9 Haziran 2014 Pazartesi

Dünyayı Kirleten Şeyler

   Her gün insanların bir şeylerden şikayet ettiği bir dünyada yaşar olduk. Haberlerde güzel bir şeyler duymak mucize haline gelmeye başladı. Çevremizdeki tüm insanlardan çekinir olduk. Birileriyle bir şeyler paylaşmak insanlar için zulüm haline gelmeye başladı, paylaşmanın, sevmenin, sevinmenin erdemini unutmaya başladık. Kimse kimsenin derdine değil yardımcı olmak, derdini dinlemek bile istemiyor. Hoşgörü denen kavram insanların açgözlülüğü ve bencilliği tarafından sömürülüp yok olmaya başladı.
   Evet, işte anahtar kelime; bencillik. Kendimizi düşünmekten başka hiçbir halt ettiğimiz yok… Kimse durup düşünmüyor, kendisini başkasının yerini koymuyor. Karşılıksız bir şeyler yapmak artık hep eksilmek gibi görülüyor. İnsanlar derinliklerini, samimiyetini kaybetti. Herkes bir doğruyu kabul etmek için bile sadece çıkar gözetir oldu. İşine geldiği gibi yaşayanlarla dolu bir dünyadayız artık. Çünkü bu bencillik öyle bir noktaya geldi ki kimse göz önünde olan ortak bir suçu bile kabul etmiyor. İşte insanların suç kabul etmemesine bir örnek; neden hep siyah kötülüğü çağrıştırır, siyahın kimseye bir zararı yok, durduğu yerde duruyor. Gizli saklı bir şeyler yapan, kötülüğün peşinde olan insanların siyaha gizlenmesi ve en önemlisi bencilliğimizden dolayı en kolayı suçu hemen siyaha atmaktır. Çünkü insanlar artık zoru unuttu, çabalamayı, hata yapmayı, hata yaparken öğrenmeyi, denemekten vazgeçmemeyi, emek vererek bir şeyler elde etmeyi. Her şeyi elinin altında bulmaya alıştı insanoğlu… Doğal olarak da bu da ortaya bencilliği, cimriliği, gamsızlığı çıkardı.
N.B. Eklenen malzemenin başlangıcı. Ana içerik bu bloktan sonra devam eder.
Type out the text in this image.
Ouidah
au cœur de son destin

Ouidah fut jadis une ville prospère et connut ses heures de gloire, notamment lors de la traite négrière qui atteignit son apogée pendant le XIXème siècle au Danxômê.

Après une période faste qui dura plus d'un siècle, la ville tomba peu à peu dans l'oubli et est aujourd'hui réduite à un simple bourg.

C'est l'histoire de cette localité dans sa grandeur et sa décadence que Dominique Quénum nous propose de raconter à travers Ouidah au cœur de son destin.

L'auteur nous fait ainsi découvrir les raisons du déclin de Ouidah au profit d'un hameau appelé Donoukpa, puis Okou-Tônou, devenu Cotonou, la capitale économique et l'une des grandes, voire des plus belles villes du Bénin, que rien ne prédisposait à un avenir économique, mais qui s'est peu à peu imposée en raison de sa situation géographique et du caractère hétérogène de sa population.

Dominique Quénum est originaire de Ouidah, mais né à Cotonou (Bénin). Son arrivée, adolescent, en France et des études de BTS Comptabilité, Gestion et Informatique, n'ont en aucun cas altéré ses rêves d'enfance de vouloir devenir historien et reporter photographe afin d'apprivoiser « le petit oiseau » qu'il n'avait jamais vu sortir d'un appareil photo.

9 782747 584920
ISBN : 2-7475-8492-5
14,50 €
   Herkes kesesini doldurmanın peşinde nasıl olduğunun, insani değerlerin kaybolmasının, bir şeylerin zarar görmesinin, etrafta neler olup bittiğinin, kimlerin ne sıkıntı çektiğinin bir önemi yok. Bu artık ekmek parasını, hakkı, hukuku geçti, tek amaç; hep daha çoğu, hep daha çoğu. Kimse gerçeklerle yüzleşmeye ne cesaret ne de tahammül edemiyor bu yüzden, doğru söyleyen bırak dokuz köyü her yerden kovuluyor, dibe vuruyor. Açgözlü bencillerin karnı tok, sırtı pek, ensesi kalın, kesesi dolu olsun diye olan ekmek parası peşinde koşan garibanlara, emektarlara, alın teri döken insanlara oluyor. Hakkının peşinde koşanlar, modern kölelere, ezilenlere dönüşüyor.Bir şeylerin düzelmesi için yapılması gereken ilk iki şey insanların yumdukları gözlerini açması ve gerçeklerle yüzleşerek bir nebze de olsa suç kabul etmeleridir.